We got a tiny feel for the chefs' personalities, and I remember Morgan winking a lot, and Zac, covered in his now-famous disco dust from head to toe, whimsically blowing the stuff all over his plates. He's so cute it didn't instantly strike me as grody, but Mr. Chocolate was not amused. And once he expressed his extreme displeasure, it sank in that Zac's dust distribution might as well have been sneezing.
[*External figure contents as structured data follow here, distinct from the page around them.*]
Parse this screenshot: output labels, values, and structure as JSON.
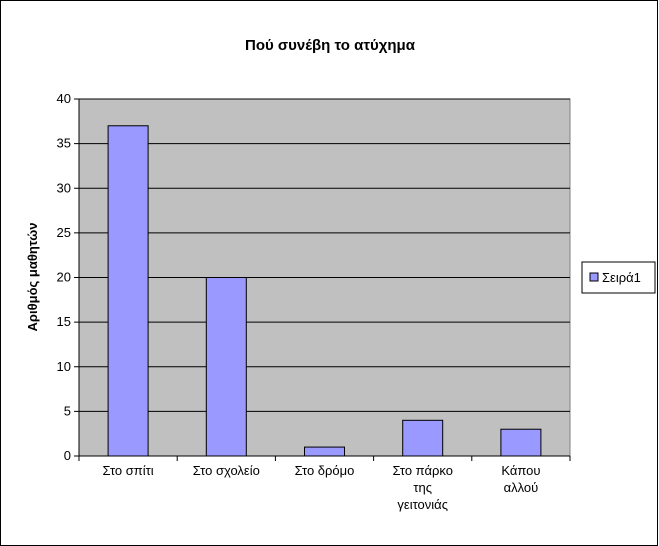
{
  "chart_data": {
    "type": "bar",
    "title": "Πού συνέβη το ατύχημα",
    "ylabel": "Αριθμός μαθητών",
    "categories": [
      "Στο σπίτι",
      "Στο σχολείο",
      "Στο δρόμο",
      "Στο πάρκο\nτης\nγειτονιάς",
      "Κάπου\nαλλού"
    ],
    "series": [
      {
        "name": "Σειρά1",
        "color": "#9999ff",
        "values": [
          37,
          20,
          1,
          4,
          3
        ]
      }
    ],
    "ylim": [
      0,
      40
    ],
    "yticks": [
      0,
      5,
      10,
      15,
      20,
      25,
      30,
      35,
      40
    ],
    "grid": true,
    "legend": "right"
  }
}
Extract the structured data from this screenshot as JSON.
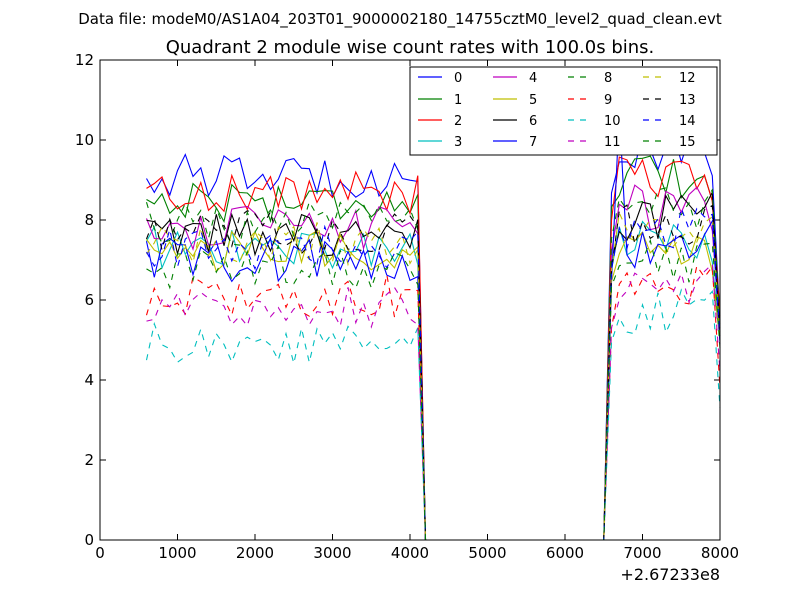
{
  "chart_data": {
    "type": "line",
    "suptitle": "Data file: modeM0/AS1A04_203T01_9000002180_14755cztM0_level2_quad_clean.evt",
    "title": "Quadrant 2 module wise count rates with 100.0s bins.",
    "xlabel": "",
    "ylabel": "",
    "x_offset_label": "+2.67233e8",
    "xlim": [
      0,
      8000
    ],
    "ylim": [
      0,
      12
    ],
    "xticks": [
      "0",
      "1000",
      "2000",
      "3000",
      "4000",
      "5000",
      "6000",
      "7000",
      "8000"
    ],
    "yticks": [
      "0",
      "2",
      "4",
      "6",
      "8",
      "10",
      "12"
    ],
    "grid": false,
    "legend_position": "top-right",
    "segments": [
      {
        "x_start": 600,
        "x_end": 4100,
        "step": 100
      },
      {
        "x_start": 6600,
        "x_end": 7900,
        "step": 100
      }
    ],
    "gap": {
      "drop_x": [
        4100,
        4200
      ],
      "zero_x": [
        4200,
        6500
      ],
      "rise_x": [
        6500,
        6600
      ],
      "end_x": 8000
    },
    "series": [
      {
        "name": "0",
        "color": "#0000ff",
        "dash": "solid",
        "seg1_level": 9.1,
        "seg2_level": 9.6,
        "end_value": 5.5
      },
      {
        "name": "1",
        "color": "#008000",
        "dash": "solid",
        "seg1_level": 8.5,
        "seg2_level": 9.0,
        "end_value": 5.3
      },
      {
        "name": "2",
        "color": "#ff0000",
        "dash": "solid",
        "seg1_level": 8.7,
        "seg2_level": 9.0,
        "end_value": 5.6
      },
      {
        "name": "3",
        "color": "#00bfbf",
        "dash": "solid",
        "seg1_level": 7.3,
        "seg2_level": 7.5,
        "end_value": 5.0
      },
      {
        "name": "4",
        "color": "#bf00bf",
        "dash": "solid",
        "seg1_level": 7.8,
        "seg2_level": 8.3,
        "end_value": 5.2
      },
      {
        "name": "5",
        "color": "#bfbf00",
        "dash": "solid",
        "seg1_level": 7.2,
        "seg2_level": 7.3,
        "end_value": 5.0
      },
      {
        "name": "6",
        "color": "#000000",
        "dash": "solid",
        "seg1_level": 7.6,
        "seg2_level": 8.1,
        "end_value": 5.1
      },
      {
        "name": "7",
        "color": "#0000ff",
        "dash": "solid",
        "seg1_level": 7.0,
        "seg2_level": 7.4,
        "end_value": 4.9
      },
      {
        "name": "8",
        "color": "#008000",
        "dash": "dashed",
        "seg1_level": 7.9,
        "seg2_level": 8.2,
        "end_value": 5.4
      },
      {
        "name": "9",
        "color": "#ff0000",
        "dash": "dashed",
        "seg1_level": 6.1,
        "seg2_level": 6.3,
        "end_value": 3.8
      },
      {
        "name": "10",
        "color": "#00bfbf",
        "dash": "dashed",
        "seg1_level": 4.9,
        "seg2_level": 5.7,
        "end_value": 3.3
      },
      {
        "name": "11",
        "color": "#bf00bf",
        "dash": "dashed",
        "seg1_level": 5.8,
        "seg2_level": 6.4,
        "end_value": 4.2
      },
      {
        "name": "12",
        "color": "#bfbf00",
        "dash": "dashed",
        "seg1_level": 7.4,
        "seg2_level": 7.6,
        "end_value": 5.0
      },
      {
        "name": "13",
        "color": "#000000",
        "dash": "dashed",
        "seg1_level": 7.7,
        "seg2_level": 7.9,
        "end_value": 5.2
      },
      {
        "name": "14",
        "color": "#0000ff",
        "dash": "dashed",
        "seg1_level": 7.3,
        "seg2_level": 7.7,
        "end_value": 5.0
      },
      {
        "name": "15",
        "color": "#008000",
        "dash": "dashed",
        "seg1_level": 6.8,
        "seg2_level": 7.0,
        "end_value": 4.8
      }
    ]
  }
}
Each of the desserts had its merits, of course. Eric's brownie was masterfully moist and dense, like a good brownie should be, and it had a really nice spice to it. I think he chose a brownie because hey, for many, many people, brownies are chocolate at its best and most decadent. Actually, typing this, I wish that brownie would appear beside my keyboard. But I digress. Once you compared Eric's brownie to some of the more complicated and nuanced desserts, had he really done enough to win? Then again, Morgan was so eager to impress us, and to not feel like he could have done more, that he ended up doing too much. That gelatinous cube he called milk chocolate flan that he hoped Johnny wouldn't notice had separated (really, Morgan, really?) had nothing to do with the rest of his plate, and it just kind of sat there quivering like a weird alien about to breathe its last. So, finding the sweet spot (ugh, really, Dannielle, really?) of easy simplicity, masterful complexity, and just the right flavors is tough.
Ultimately, Zac, Heather H. and Seth hit it just right. Their dishes were surprising and left you wanting more, even after you'd already had twelve desserts. By the way, even if you just take a bite or two of twelve desserts, your heart beats so fast you might feel like an alligator is chomping through your ribcage. And yes, by "you," I mean "me."